The humanitarian suffering in Syria is staggering. More than 100,000 lives have been lost already and the UN announced this week that the number of refugees who have fled to neighbouring countries has just reached two million. That's the equivalent of twice the population of the city of Birmingham having to leave their homes not knowing when they will be able to return. Oxfam staff are working with thousands of refugees in the region, with families who have been transported out of their daily lives into a new terrible reality. An end to the crisis is all they hope for.
During the summit, leaders of the 20 largest economies have a golden opportunity to work together and find a political solution to the crisis. Military intervention is not the answer, and risks making the lives of ordinary Syrian families worse and failing to stop the bloodshed. If the G20 is serious about giving these families a hopeful future, they should be focused on bringing all the parties in Syria to the table to find a peaceful solution. And don't just take Oxfam's word for this. Last week 265 Arab civil society organisations from 19 countries wrote to G20 leaders calling on them to back an immediate ceasefire and urgently get parties to attend a peace conference in Geneva. Setting a date for peace talks is the very least that the G20 should do in the face of such a shocking and unprecedented crisis.

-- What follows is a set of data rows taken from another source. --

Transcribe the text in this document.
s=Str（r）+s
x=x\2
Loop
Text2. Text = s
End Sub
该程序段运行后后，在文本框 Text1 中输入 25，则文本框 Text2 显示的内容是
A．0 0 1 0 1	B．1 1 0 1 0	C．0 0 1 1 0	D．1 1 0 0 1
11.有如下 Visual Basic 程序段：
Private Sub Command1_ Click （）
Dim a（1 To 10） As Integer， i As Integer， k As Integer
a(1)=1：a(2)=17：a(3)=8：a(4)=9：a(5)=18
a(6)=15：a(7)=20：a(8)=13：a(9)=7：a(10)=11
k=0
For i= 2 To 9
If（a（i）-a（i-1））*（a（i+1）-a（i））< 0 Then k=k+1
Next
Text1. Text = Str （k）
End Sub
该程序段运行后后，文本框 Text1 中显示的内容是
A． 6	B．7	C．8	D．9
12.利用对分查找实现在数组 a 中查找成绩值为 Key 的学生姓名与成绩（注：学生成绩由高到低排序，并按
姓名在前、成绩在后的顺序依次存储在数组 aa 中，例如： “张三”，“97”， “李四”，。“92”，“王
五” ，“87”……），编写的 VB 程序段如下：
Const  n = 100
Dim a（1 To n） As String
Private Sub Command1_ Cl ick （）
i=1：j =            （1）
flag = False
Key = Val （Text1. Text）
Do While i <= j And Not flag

So many humanitarian appeals have been made in my lifetime, and the fact that this is the UN's biggest appeal ever is hard for me to get my head around. With the number of people affected growing daily, it is critical that the appeal is fully funded. But so far it is not even half way there. G20 countries represent more than 80% of the global economy. If anyone can muster enough to meet the rapidly growing needs, they can.
As 20 of the world's most powerful leaders spend hours in intensive talks, there is no way that they can avoid the topic of Syria. Everyone is waiting to see whether there will be an official discussion on the agenda, or whether the biggest business of the day will be tackled through more informal corridor talks and bilateral meetings. We are all watching and waiting.
Extending the debate on military intervention is a dangerous delay, and risks derailing a more simple and obvious next step. Oxfam's call is simple. Less hot air and more elbow grease. Peace will not be easy, but it will remain beyond our reach until every effort is made to make peace talks work very soon.